The influence of historical sea-surface temperature patterns on regional precipitation trends

Jaydeep R. Pillai, Kyle C. Armour, David S. Battisti

State-of-the-art coupled global climate models (GCMs) fail to simulate key features
of observed seasonal precipitation trends since 1980, including drying of the southwestern US,
the southeastern US, East Africa, and subtropical South America, as well as wetting of the
Maritime Continent and the Amazon. They also fail to simulate the sea-level pressure (SLP) trends
since 1980 associated with a poleward shift of the North Pacific storm track in the mid-latitudes
and a strengthened Pacific Walker Circulation. We show that state-of-the-art atmosphere-only
climate model ensembles driven by observed sea-surface temperatures (SSTs) simulate historical
precipitation and SLP trends that are more similar to those observed in the regions noted above,
suggesting that the observed pattern of SST changes has shaped regional precipitation and SLP
trends.

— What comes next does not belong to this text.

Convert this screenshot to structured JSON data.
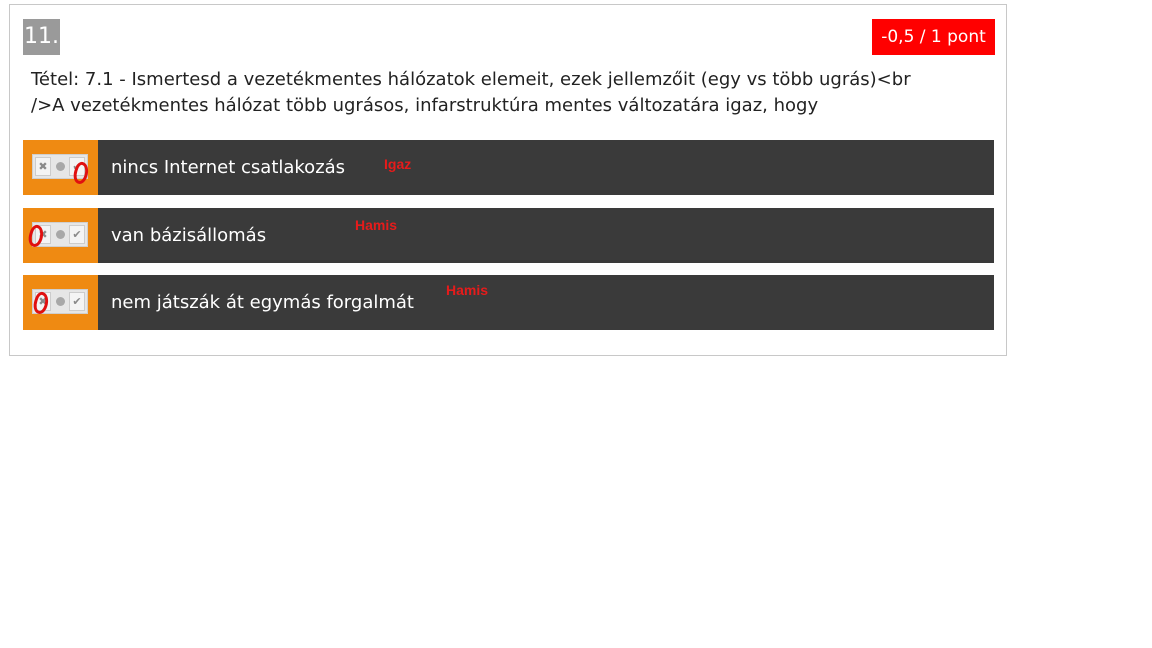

Analysis of the coupled and atmosphere-only model ensembles reveals that multidecadal
SST patterns similar to those of the interannual El-Ni˜ no Southern Oscillation are responsible for
some of the regional trends simulated. The tropical Pacific zonal SST gradient is found to have
substantially contributed to observed drying over the southwestern and southeastern US, signifying
a key role for tropical Pacific warming patterns in future precipitation trends in these regions.